These Broken Stars Page 42

“I see it.” My own voice sounds nearly as bad, unused for so long. “But we can’t stay here. We need to keep walking. There might be supplies in the wreck, some kind of communications equipment we can salvage.”

She sways, then sinks to the ground in utter exhaustion. “When are you going to stop punishing me for not being crazy after all? I saved your life. We’d never have survived the cave-in.”

Lilac, I know. I know we’d never have survived it. I know you heard or saw something before you ran, I watched it happen. I know you saw something real by the river. I know.

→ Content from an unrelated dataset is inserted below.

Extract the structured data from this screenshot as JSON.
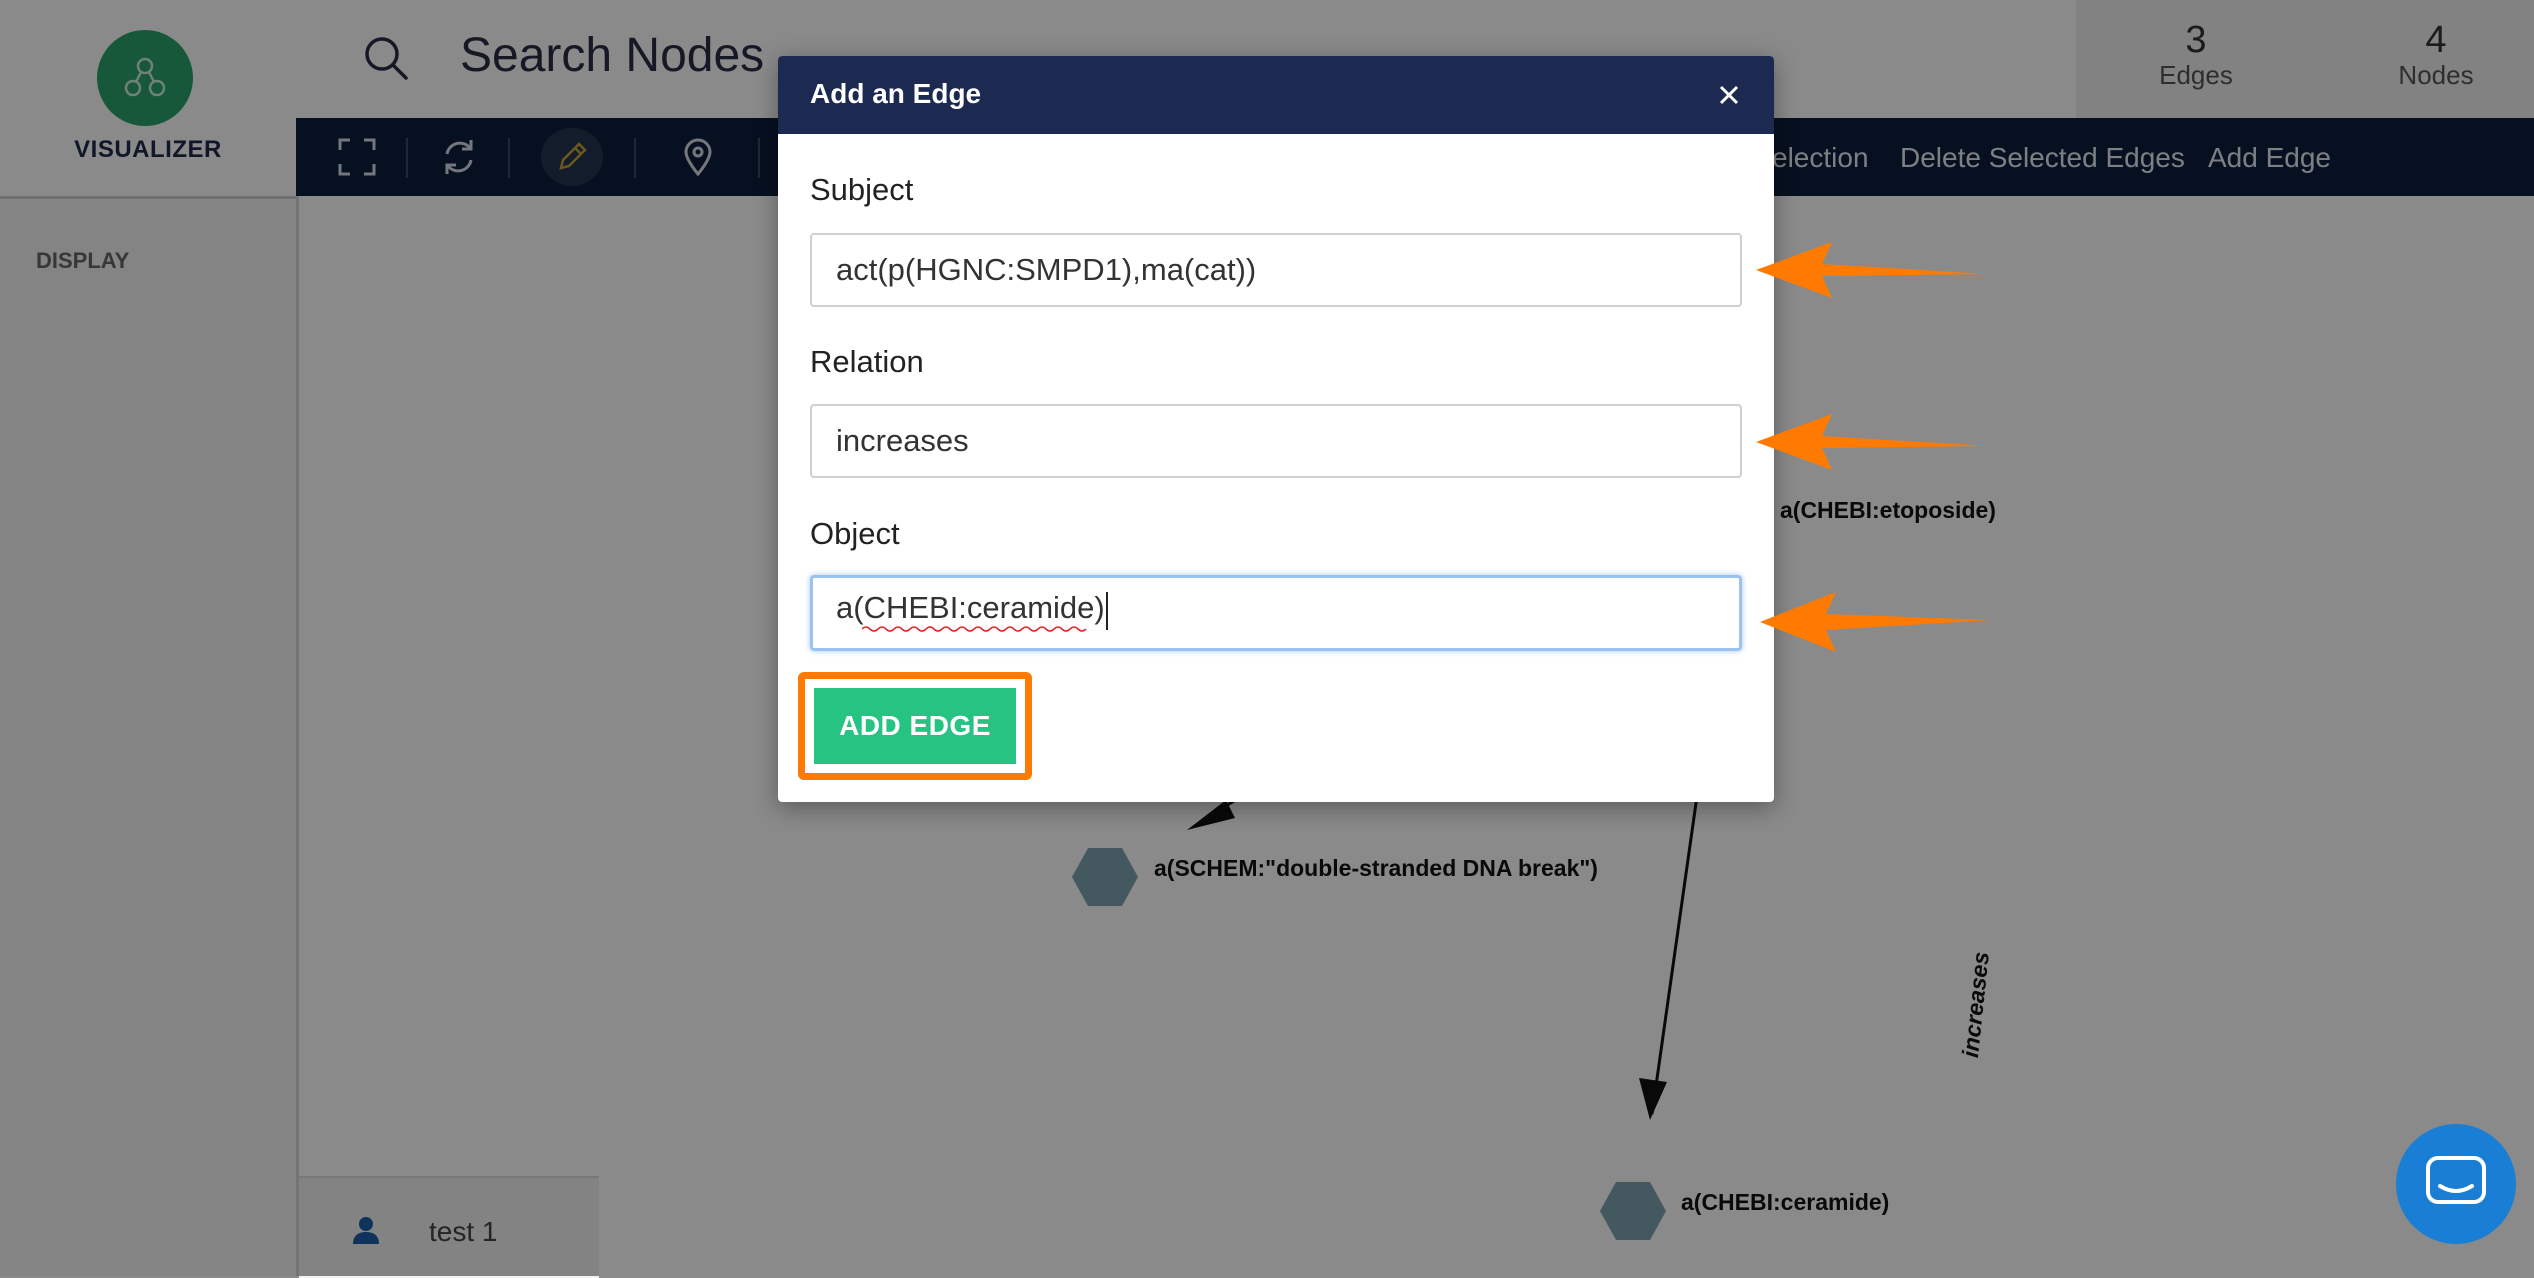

But I can’t let myself admit it out loud. This goes so far beyond anything I’ve been trained for, and my training is all I have. I’m better equipped to drag a crazy person across a wilderness than cope with the possibility that she’s receiving communications from—what? Ghosts? The thought is more than absurd; it’s impossible.

If I let myself believe her, then everything I know goes out the window. And what I know has kept us alive this far.

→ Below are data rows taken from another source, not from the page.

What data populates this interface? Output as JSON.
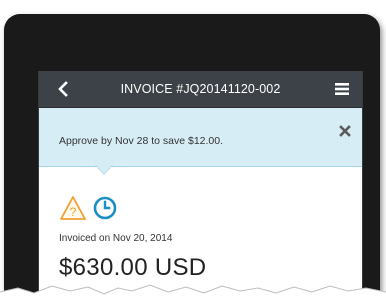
{
  "header": {
    "title": "INVOICE #JQ20141120-002",
    "back_icon": "chevron-left-icon",
    "menu_icon": "hamburger-menu-icon"
  },
  "banner": {
    "message": "Approve by Nov 28 to save $12.00.",
    "close_icon": "close-icon"
  },
  "status": {
    "icons": [
      "warning-icon",
      "clock-icon"
    ],
    "warning_color": "#f0a030",
    "clock_color": "#1a8fc4"
  },
  "invoice": {
    "invoiced_on": "Invoiced on Nov 20, 2014",
    "amount": "$630.00 USD"
  },
  "colors": {
    "nav_background": "#3d4248",
    "banner_background": "#d6edf6",
    "device_frame": "#1a1a1a"
  }
}
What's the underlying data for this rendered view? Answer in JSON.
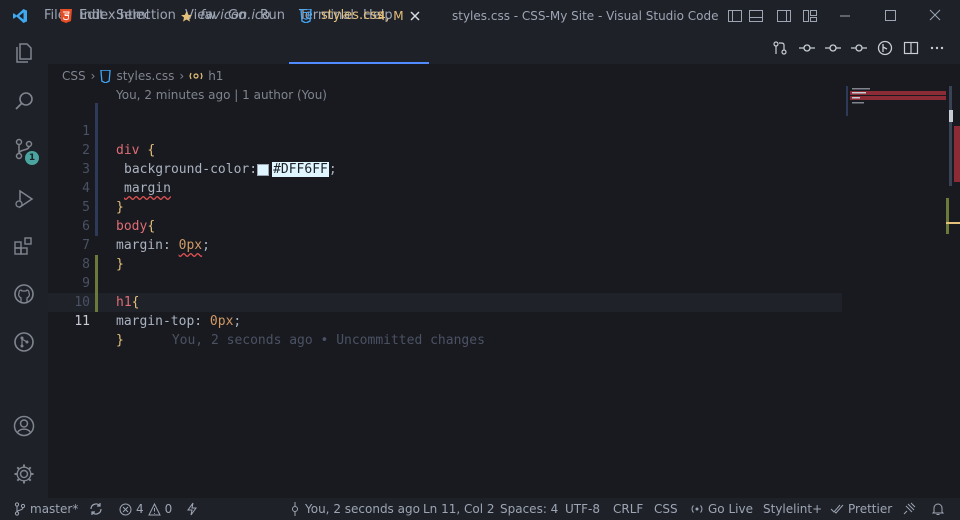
{
  "window": {
    "title": "styles.css - CSS-My Site - Visual Studio Code"
  },
  "menu": [
    {
      "label": "File"
    },
    {
      "label": "Edit"
    },
    {
      "label": "Selection"
    },
    {
      "label": "View"
    },
    {
      "label": "Go"
    },
    {
      "label": "Run"
    },
    {
      "label": "Terminal"
    },
    {
      "label": "Help"
    }
  ],
  "activity": {
    "source_control_badge": "1"
  },
  "tabs": [
    {
      "label": "index.html",
      "icon": "html5-icon"
    },
    {
      "label": "favicon.ico",
      "icon": "star-icon"
    },
    {
      "label": "styles.css",
      "icon": "css-icon",
      "status": "4, M",
      "active": true
    }
  ],
  "breadcrumb": {
    "folder": "CSS",
    "file": "styles.css",
    "symbol": "h1"
  },
  "codelens": "You, 2 minutes ago | 1 author (You)",
  "code": {
    "line_numbers": [
      "1",
      "2",
      "3",
      "4",
      "5",
      "6",
      "7",
      "8",
      "9",
      "10",
      "11"
    ],
    "l1": {
      "selector": "div",
      "brace": "{"
    },
    "l2": {
      "prop": "background-color:",
      "value": "#DFF6FF",
      "semi": ";"
    },
    "l3": {
      "prop": "margin"
    },
    "l4": {
      "brace": "}"
    },
    "l5": {
      "selector": "body",
      "brace": "{"
    },
    "l6": {
      "prop": "margin: ",
      "value": "0px",
      "semi": ";"
    },
    "l7": {
      "brace": "}"
    },
    "l9": {
      "selector": "h1",
      "brace": "{"
    },
    "l10": {
      "prop": "margin-top: ",
      "value": "0px",
      "semi": ";"
    },
    "l11": {
      "brace": "}",
      "blame": "You, 2 seconds ago • Uncommitted changes"
    }
  },
  "statusbar": {
    "branch": "master*",
    "errors": "4",
    "warnings": "0",
    "blame": "You, 2 seconds ago",
    "position": "Ln 11, Col 2",
    "spaces": "Spaces: 4",
    "encoding": "UTF-8",
    "eol": "CRLF",
    "language": "CSS",
    "golive": "Go Live",
    "stylelint": "Stylelint+",
    "prettier": "Prettier"
  },
  "colors": {
    "accent": "#528bff",
    "badge": "#4aa5a0",
    "error": "#e05252",
    "modified": "#e5c07b"
  }
}
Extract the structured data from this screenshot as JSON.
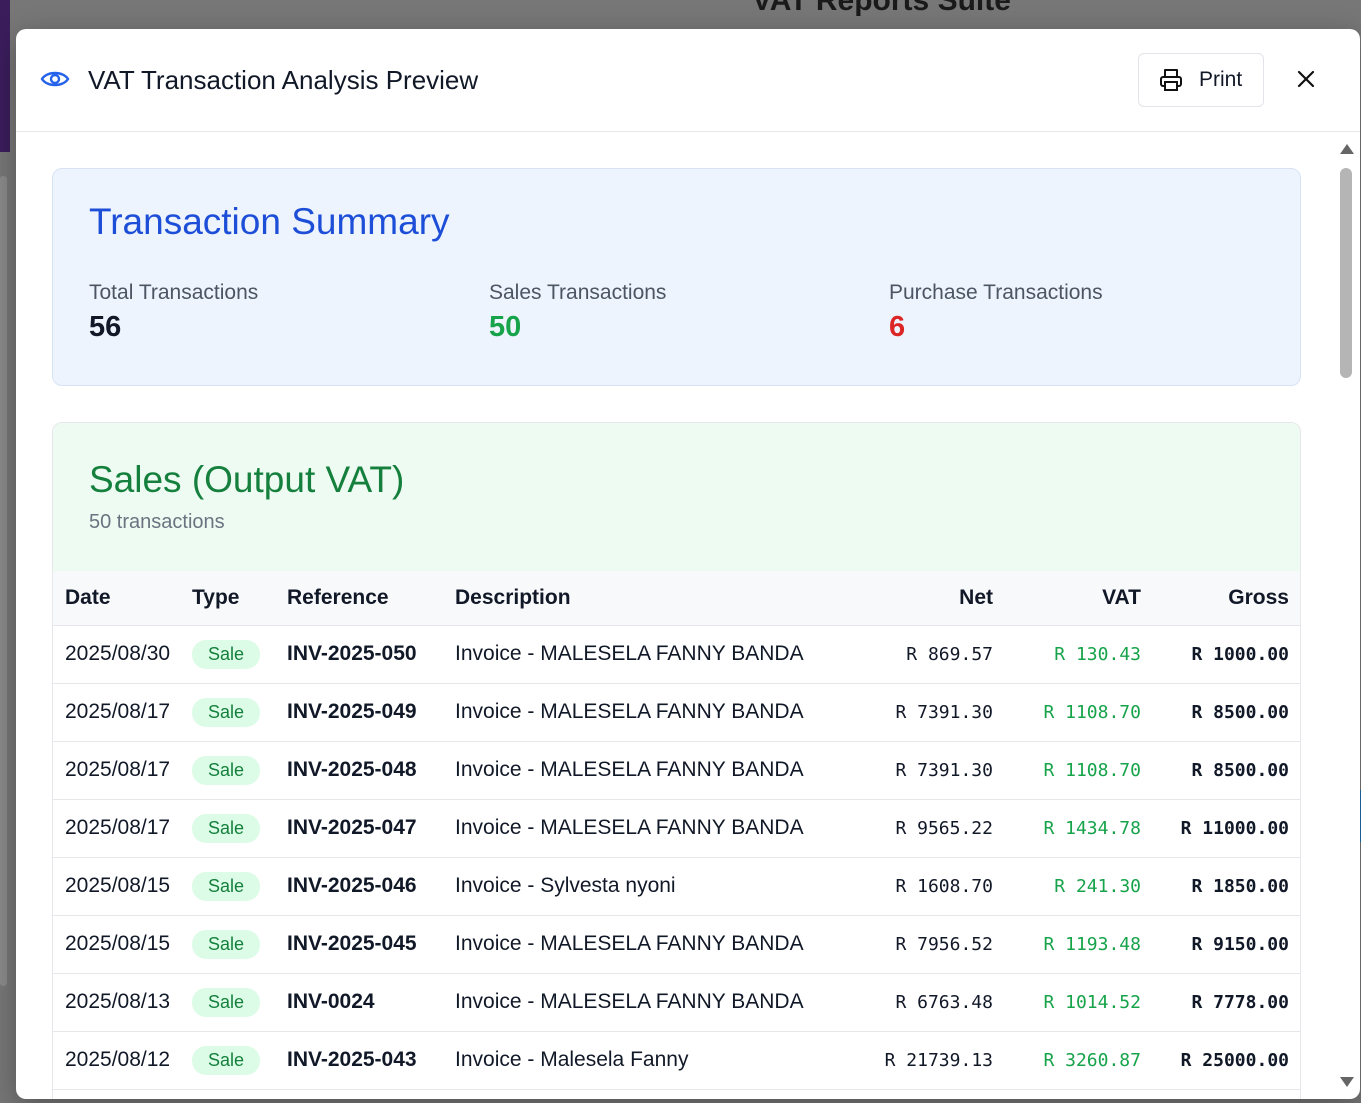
{
  "background": {
    "app_title": "VAT Reports Suite"
  },
  "modal": {
    "title": "VAT Transaction Analysis Preview",
    "print_label": "Print"
  },
  "summary": {
    "title": "Transaction Summary",
    "stats": [
      {
        "label": "Total Transactions",
        "value": "56",
        "color": "#111827"
      },
      {
        "label": "Sales Transactions",
        "value": "50",
        "color": "#16a34a"
      },
      {
        "label": "Purchase Transactions",
        "value": "6",
        "color": "#dc2626"
      }
    ]
  },
  "sales": {
    "title": "Sales (Output VAT)",
    "subtitle": "50 transactions",
    "columns": [
      "Date",
      "Type",
      "Reference",
      "Description",
      "Net",
      "VAT",
      "Gross"
    ],
    "rows": [
      {
        "date": "2025/08/30",
        "type": "Sale",
        "reference": "INV-2025-050",
        "description": "Invoice - MALESELA FANNY BANDA",
        "net": "R 869.57",
        "vat": "R 130.43",
        "gross": "R 1000.00"
      },
      {
        "date": "2025/08/17",
        "type": "Sale",
        "reference": "INV-2025-049",
        "description": "Invoice - MALESELA FANNY BANDA",
        "net": "R 7391.30",
        "vat": "R 1108.70",
        "gross": "R 8500.00"
      },
      {
        "date": "2025/08/17",
        "type": "Sale",
        "reference": "INV-2025-048",
        "description": "Invoice - MALESELA FANNY BANDA",
        "net": "R 7391.30",
        "vat": "R 1108.70",
        "gross": "R 8500.00"
      },
      {
        "date": "2025/08/17",
        "type": "Sale",
        "reference": "INV-2025-047",
        "description": "Invoice - MALESELA FANNY BANDA",
        "net": "R 9565.22",
        "vat": "R 1434.78",
        "gross": "R 11000.00"
      },
      {
        "date": "2025/08/15",
        "type": "Sale",
        "reference": "INV-2025-046",
        "description": "Invoice - Sylvesta nyoni",
        "net": "R 1608.70",
        "vat": "R 241.30",
        "gross": "R 1850.00"
      },
      {
        "date": "2025/08/15",
        "type": "Sale",
        "reference": "INV-2025-045",
        "description": "Invoice - MALESELA FANNY BANDA",
        "net": "R 7956.52",
        "vat": "R 1193.48",
        "gross": "R 9150.00"
      },
      {
        "date": "2025/08/13",
        "type": "Sale",
        "reference": "INV-0024",
        "description": "Invoice - MALESELA FANNY BANDA",
        "net": "R 6763.48",
        "vat": "R 1014.52",
        "gross": "R 7778.00"
      },
      {
        "date": "2025/08/12",
        "type": "Sale",
        "reference": "INV-2025-043",
        "description": "Invoice - Malesela Fanny",
        "net": "R 21739.13",
        "vat": "R 3260.87",
        "gross": "R 25000.00"
      }
    ]
  }
}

She’s still looking at me wearily, pain written clearly in her expression. “I’m not trying to punish you,” I say finally. “But I can only work from what we know. I don’t think I know everything, and in a place like this, I know even less than usual. But what I do know is that we need to keep moving.”

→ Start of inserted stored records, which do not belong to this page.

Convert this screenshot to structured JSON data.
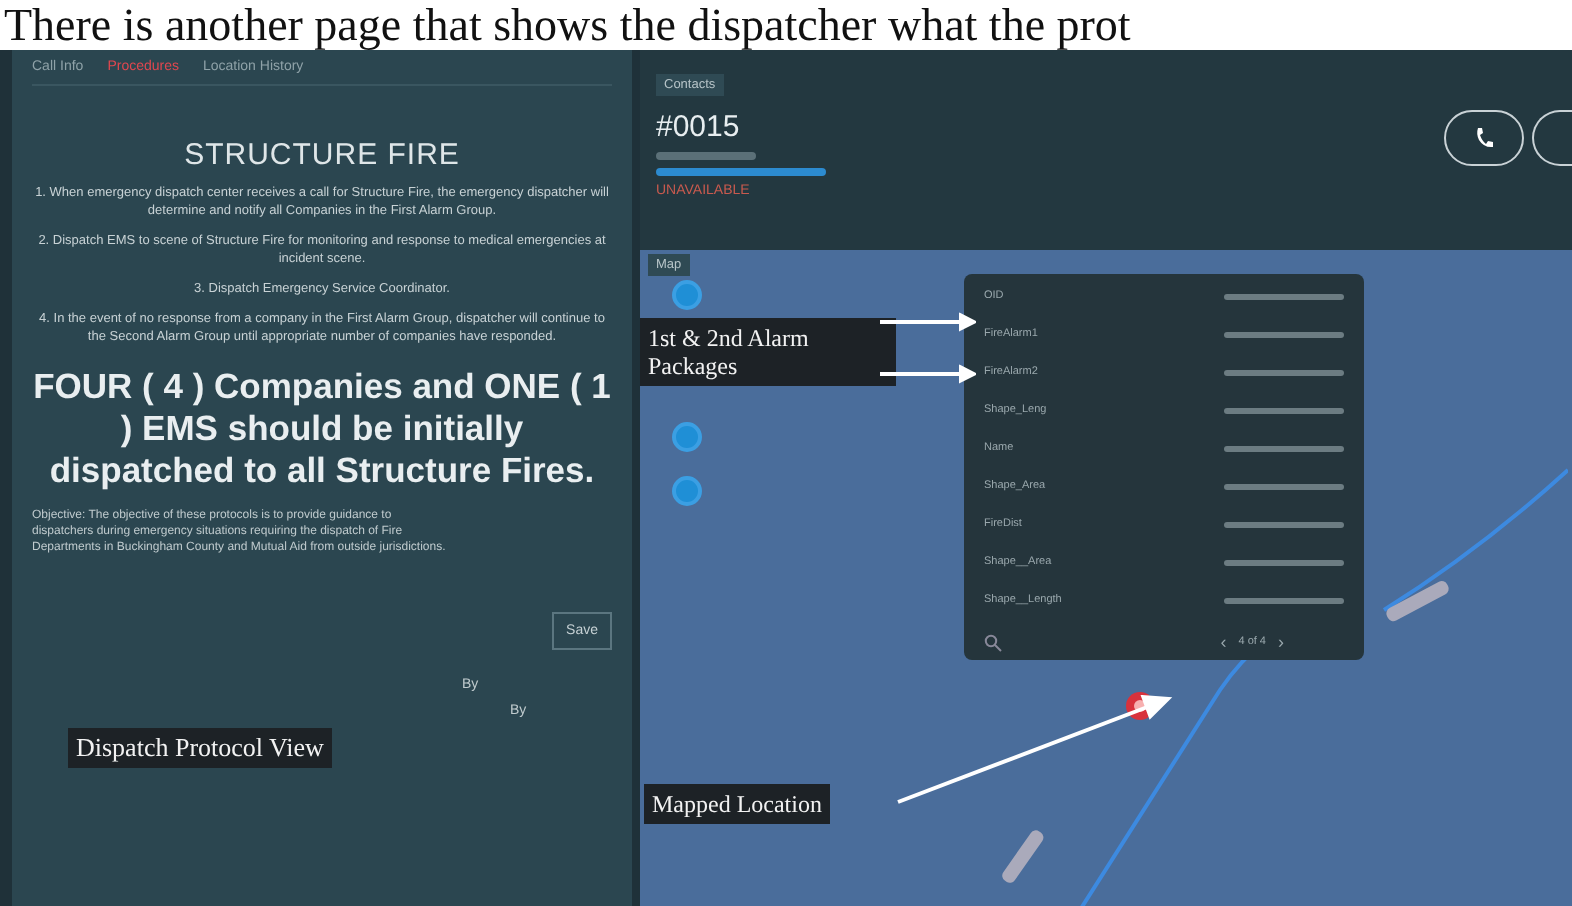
{
  "document_text": "There is another page that shows the dispatcher what the prot",
  "left_panel": {
    "tabs": [
      {
        "label": "Call Info",
        "selected": false
      },
      {
        "label": "Procedures",
        "selected": true
      },
      {
        "label": "Location History",
        "selected": false
      }
    ],
    "title": "STRUCTURE FIRE",
    "steps": [
      "1. When emergency dispatch center receives a call for Structure Fire, the emergency dispatcher will determine and notify all Companies in the First Alarm Group.",
      "2. Dispatch EMS to scene of Structure Fire for monitoring and response to medical emergencies at incident scene.",
      "3. Dispatch Emergency Service Coordinator.",
      "4. In the event of no response from a company in the First Alarm Group, dispatcher will continue to the Second Alarm Group until appropriate number of companies have responded."
    ],
    "headline": "FOUR ( 4 ) Companies and ONE ( 1 ) EMS should be initially dispatched to all Structure Fires.",
    "objective": "Objective: The objective of these protocols is to provide guidance to dispatchers during emergency situations requiring the dispatch of Fire Departments in Buckingham County and Mutual Aid from outside jurisdictions.",
    "save_button": "Save",
    "footer_labels": [
      "By",
      "By"
    ]
  },
  "call_panel": {
    "tab": "Contacts",
    "call_number": "#0015",
    "status": "UNAVAILABLE"
  },
  "map_panel": {
    "tab": "Map",
    "popup": {
      "rows": [
        {
          "key": "OID"
        },
        {
          "key": "FireAlarm1"
        },
        {
          "key": "FireAlarm2"
        },
        {
          "key": "Shape_Leng"
        },
        {
          "key": "Name"
        },
        {
          "key": "Shape_Area"
        },
        {
          "key": "FireDist"
        },
        {
          "key": "Shape__Area"
        },
        {
          "key": "Shape__Length"
        }
      ],
      "prev": "‹",
      "pager": "4 of 4",
      "next": "›"
    }
  },
  "annotations": [
    {
      "text": "1st & 2nd Alarm Packages",
      "kind": "alarm"
    },
    {
      "text": "Dispatch Protocol View",
      "kind": "protocol"
    },
    {
      "text": "Mapped Location",
      "kind": "location"
    }
  ]
}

She slumps over to rest her forehead against her knees, and my heart groans under the pressure. I wish I knew what to do, or even what to say. I wish I knew anything useful at all.

“So you’re going to shrug it off again,” she mumbles, fixing her tired glare on me. “I’ve been struggling for anything I could find to show you I’m not crazy, even when my own logic told me I must be, even when you lied to me outright. And now that we both know I’m not, you’re just going to dismiss this?” She’s crying, but the harsh edge to her voice is anger. “Just once, Tarver, just once, I wish you could see what I see.”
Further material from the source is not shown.